Access Excel’s Data Table Feature. You will see a box like the one below. Designate a single cell reference in the “Column input cell” field. Opt for any cell except those you highlighted in the previous step.
For reliable results, aim for at least 1000 simulations. The more simulations you have, the more accurate your results will be. In this example I used 25000. If you are feeling adventurous, you can go for 100.000 and give your PC something to work with. This might take few minutes depending on your setup.
The larger your betting history, the more likely it is that the actual performance will be closer to expectation, assuming that your prediction methodology is working as it should.
Expected Value indicates the average return an investment can make after considering all the possibilities. My average Expected Value after 110 bets being 6.781%, the Yield should be as close as possible in order to validate my estimations for the Fair Odds.
Step 4: Calculate ZScores
In a new column, calculate the Zscores. It is a statistical measurement of a score’s relationship to the mean in a group of scores. Average Yield and Standard Deviation of Yields can be calculated using Excel functions like AVERAGE() and STDEV().
You need both of these to calculate Normal Distribution and to form the bell curve graph on next step. Create a new column for Normal Distribution and do it for every simulated yield using formula as in my example =NORM.DIST()
Now you should have something like in the picture below. (+EV column not necessary just for comparison)
Step 5: Visualizing the Distribution
Create a histogram in Excel using the simulated yield and normal distribution data. This will show you the distribution of your potential profits based on the Monte Carlo simulation. Select the data and go to Insert > Charts > X Y (Scatter) chart. Adjust the axis settings so it’s easier for you to interpret.
Step 6: Analysis and Interpretation
Interpret the Distribution: Analyze the histogram to understand the distribution of potential profits. You’ll be able to see the likelihood of various profit levels and assess the risk associated with your betting strategy.
Compare to Actual Results: Compare your actual results to the simulated distribution. This can help you evaluate whether your actual performance falls within the expected range or if there are significant deviations.
Risk Assessment: Use the distribution to assess the potential risks and rewards of your betting strategy. You can identify the probability of hitting certain profit or loss levels.
Remember, while the Monte Carlo simulation provides insights into potential outcomes, it’s still based on probabilities. Past performance doesn’t guarantee future results, and the accuracy of your simulation will depend on the quality of your data and assumptions.
Additionally, consider factors such as bankroll management, consistency in betting size, and analyzing the reasons behind each bet’s outcome to refine your betting strategy further.
About my Monte Carlo findings:
According to my estimates, my Expected Value would be 6.781%. Also known as the average return a bet can make considering all the possibilities. Simulating those 110 bets, the average yield was 6.85%. This gives me confirmation of my +EV estimation process working so far.
But since the sample size is still small, I will recreate this Monte Carlo simulation after 1000 bets to see where we stand. Being currently at 123 bets, this will take about 6 months if I keep providing 5 bets a day.

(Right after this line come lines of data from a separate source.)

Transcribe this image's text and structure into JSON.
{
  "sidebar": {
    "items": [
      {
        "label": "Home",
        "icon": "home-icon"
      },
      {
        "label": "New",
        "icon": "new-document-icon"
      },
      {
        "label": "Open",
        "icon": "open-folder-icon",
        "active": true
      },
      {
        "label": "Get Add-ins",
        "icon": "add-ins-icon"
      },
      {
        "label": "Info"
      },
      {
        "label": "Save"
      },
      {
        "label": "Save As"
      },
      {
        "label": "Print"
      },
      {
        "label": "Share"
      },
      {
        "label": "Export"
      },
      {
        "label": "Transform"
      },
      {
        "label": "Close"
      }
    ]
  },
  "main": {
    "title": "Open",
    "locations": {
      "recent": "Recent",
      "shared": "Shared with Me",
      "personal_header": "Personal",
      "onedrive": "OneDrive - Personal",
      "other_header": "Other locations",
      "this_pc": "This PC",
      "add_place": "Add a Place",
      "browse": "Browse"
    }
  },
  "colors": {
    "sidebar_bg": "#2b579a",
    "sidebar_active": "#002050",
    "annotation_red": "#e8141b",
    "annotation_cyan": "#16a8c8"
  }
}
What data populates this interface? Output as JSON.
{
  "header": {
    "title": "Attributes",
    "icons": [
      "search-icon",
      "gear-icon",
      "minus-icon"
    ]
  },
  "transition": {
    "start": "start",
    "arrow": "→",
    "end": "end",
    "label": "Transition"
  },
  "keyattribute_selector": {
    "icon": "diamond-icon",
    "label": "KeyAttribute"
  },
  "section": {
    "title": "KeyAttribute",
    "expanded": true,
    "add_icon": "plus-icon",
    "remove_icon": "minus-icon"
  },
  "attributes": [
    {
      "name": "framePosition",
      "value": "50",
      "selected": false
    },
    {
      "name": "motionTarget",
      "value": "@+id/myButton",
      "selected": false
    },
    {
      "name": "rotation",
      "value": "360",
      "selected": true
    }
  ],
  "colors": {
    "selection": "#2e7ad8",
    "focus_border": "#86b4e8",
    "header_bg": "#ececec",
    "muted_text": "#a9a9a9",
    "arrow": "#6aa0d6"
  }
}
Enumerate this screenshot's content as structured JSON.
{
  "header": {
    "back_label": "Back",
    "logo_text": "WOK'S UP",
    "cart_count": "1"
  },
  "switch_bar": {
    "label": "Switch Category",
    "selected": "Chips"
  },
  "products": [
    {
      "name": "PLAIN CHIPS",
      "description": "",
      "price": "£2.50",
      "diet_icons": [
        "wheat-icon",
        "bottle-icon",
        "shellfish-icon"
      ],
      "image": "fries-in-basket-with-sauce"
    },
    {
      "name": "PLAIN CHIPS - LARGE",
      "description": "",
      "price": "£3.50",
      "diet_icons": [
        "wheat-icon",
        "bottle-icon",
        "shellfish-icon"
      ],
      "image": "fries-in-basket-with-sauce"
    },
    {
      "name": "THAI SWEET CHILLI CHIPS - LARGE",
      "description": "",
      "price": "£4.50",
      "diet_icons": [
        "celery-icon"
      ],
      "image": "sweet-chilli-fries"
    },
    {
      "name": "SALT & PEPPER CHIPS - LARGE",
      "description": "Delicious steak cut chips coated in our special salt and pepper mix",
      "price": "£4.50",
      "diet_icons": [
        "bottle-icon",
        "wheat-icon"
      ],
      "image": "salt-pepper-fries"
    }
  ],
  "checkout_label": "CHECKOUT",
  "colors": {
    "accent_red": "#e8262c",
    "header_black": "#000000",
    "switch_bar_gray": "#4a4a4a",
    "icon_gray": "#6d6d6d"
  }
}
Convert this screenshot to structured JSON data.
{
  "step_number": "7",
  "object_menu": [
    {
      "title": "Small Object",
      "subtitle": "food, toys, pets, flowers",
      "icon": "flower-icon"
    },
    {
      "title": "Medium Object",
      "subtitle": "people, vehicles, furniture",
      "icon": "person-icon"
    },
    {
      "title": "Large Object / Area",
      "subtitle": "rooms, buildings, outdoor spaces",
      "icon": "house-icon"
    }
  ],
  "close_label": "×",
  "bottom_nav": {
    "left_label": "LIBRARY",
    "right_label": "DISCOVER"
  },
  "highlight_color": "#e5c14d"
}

Also worth noting, my current 61 percent win rate on all bets will most likely even out somewhere between 5355. Therefore high expected value, betting strategy and bankroll management is key.
Conclusion
So there you have it, an inside look at how Monte Carlo simulation applies to sports betting. By running thousands of simulations, you can get a more accurate sense of the probabilities and make smarter bets. The next time you’re researching picks for the big game, consider using a Monte Carlo simulator to help determine which wagers are most likely to pay off. While it won’t guarantee you win every bet, it can give you an edge over time. And in a game where the odds always favor the house, any advantage you can get is worth finding.